Vandaag, precies 4 jaar geleden, dacht je bij jezelf ‘Ge bekekt ut maor! Ik nei er ut!’
We stonden perplex. Je was nooit ziek.
En terwijl ik, met mijn medewerkers, op het kazerneterrein liep ging mijn telefoon.
“Och, ik moet jou nie hebben! Maor dun huisarts!”
Wat is er dan, mam? “Ik kreg gin lucht”.
En toch hingen we nog een half uur aan de telefoon. Ik sluit af met ‘Bel de huisarts nou maar en dan spreek ik je vanavond weer.’
Voor de zekerheid stuur ik mijn broer een sms en vraag hem of hij even langs ‘ons moeder’ rijdt.
Om 6 uur belt hij op. Ik moet meteen naar het ziekenhuis in Eindhoven komen.
Ze is met spoed opgenomen en haar toestand is kritiek. ‘WAT?’…

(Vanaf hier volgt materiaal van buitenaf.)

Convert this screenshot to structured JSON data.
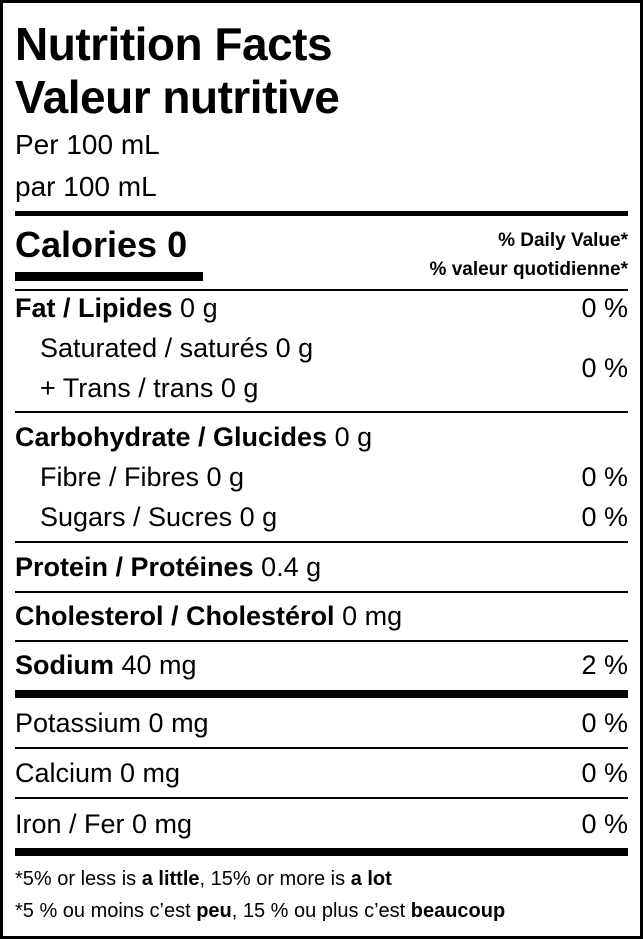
{
  "title_en": "Nutrition Facts",
  "title_fr": "Valeur nutritive",
  "serving_en": "Per 100 mL",
  "serving_fr": "par 100 mL",
  "calories": {
    "label": "Calories",
    "value": "0"
  },
  "dv_header_en": "% Daily Value*",
  "dv_header_fr": "% valeur quotidienne*",
  "rows": {
    "fat": {
      "label": "Fat / Lipides",
      "amount": "0 g",
      "dv": "0 %"
    },
    "saturated": {
      "label": "Saturated / saturés 0 g"
    },
    "trans": {
      "label": "+ Trans / trans 0 g",
      "dv": "0 %"
    },
    "carb": {
      "label": "Carbohydrate / Glucides",
      "amount": "0 g"
    },
    "fibre": {
      "label": "Fibre / Fibres 0 g",
      "dv": "0 %"
    },
    "sugars": {
      "label": "Sugars / Sucres 0 g",
      "dv": "0 %"
    },
    "protein": {
      "label": "Protein / Protéines",
      "amount": "0.4 g"
    },
    "cholesterol": {
      "label": "Cholesterol / Cholestérol",
      "amount": "0 mg"
    },
    "sodium": {
      "label": "Sodium",
      "amount": "40 mg",
      "dv": "2 %"
    },
    "potassium": {
      "label": "Potassium 0 mg",
      "dv": "0 %"
    },
    "calcium": {
      "label": "Calcium 0 mg",
      "dv": "0 %"
    },
    "iron": {
      "label": "Iron / Fer 0 mg",
      "dv": "0 %"
    }
  },
  "footnote_en": {
    "a": "*5% or less is ",
    "b": "a little",
    "c": ", 15% or more is ",
    "d": "a lot"
  },
  "footnote_fr": {
    "a": "*5 % ou moins c’est ",
    "b": "peu",
    "c": ", 15 % ou plus c’est ",
    "d": "beaucoup"
  }
}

Ik heb net een wijntje op en moet dus met de trein.
Rond half 10 sta ik aan haar bed. Overal slangetjes en apparatuur. Ik begrijp het niet…
Ze ligt al in coma. Ik pak haar hand en ze reageert meteen. Ze weet dat ik er ben.
Maar ik weet niet wat ik zeggen moet…
De arts neemt me mee de gang op en verteld me dat ze niets meer kunnen doen.
…Moeilijke termen en iets met haar longen…
Had ik haar maar serieus genomen, onze laatste vakantie op Rhodos.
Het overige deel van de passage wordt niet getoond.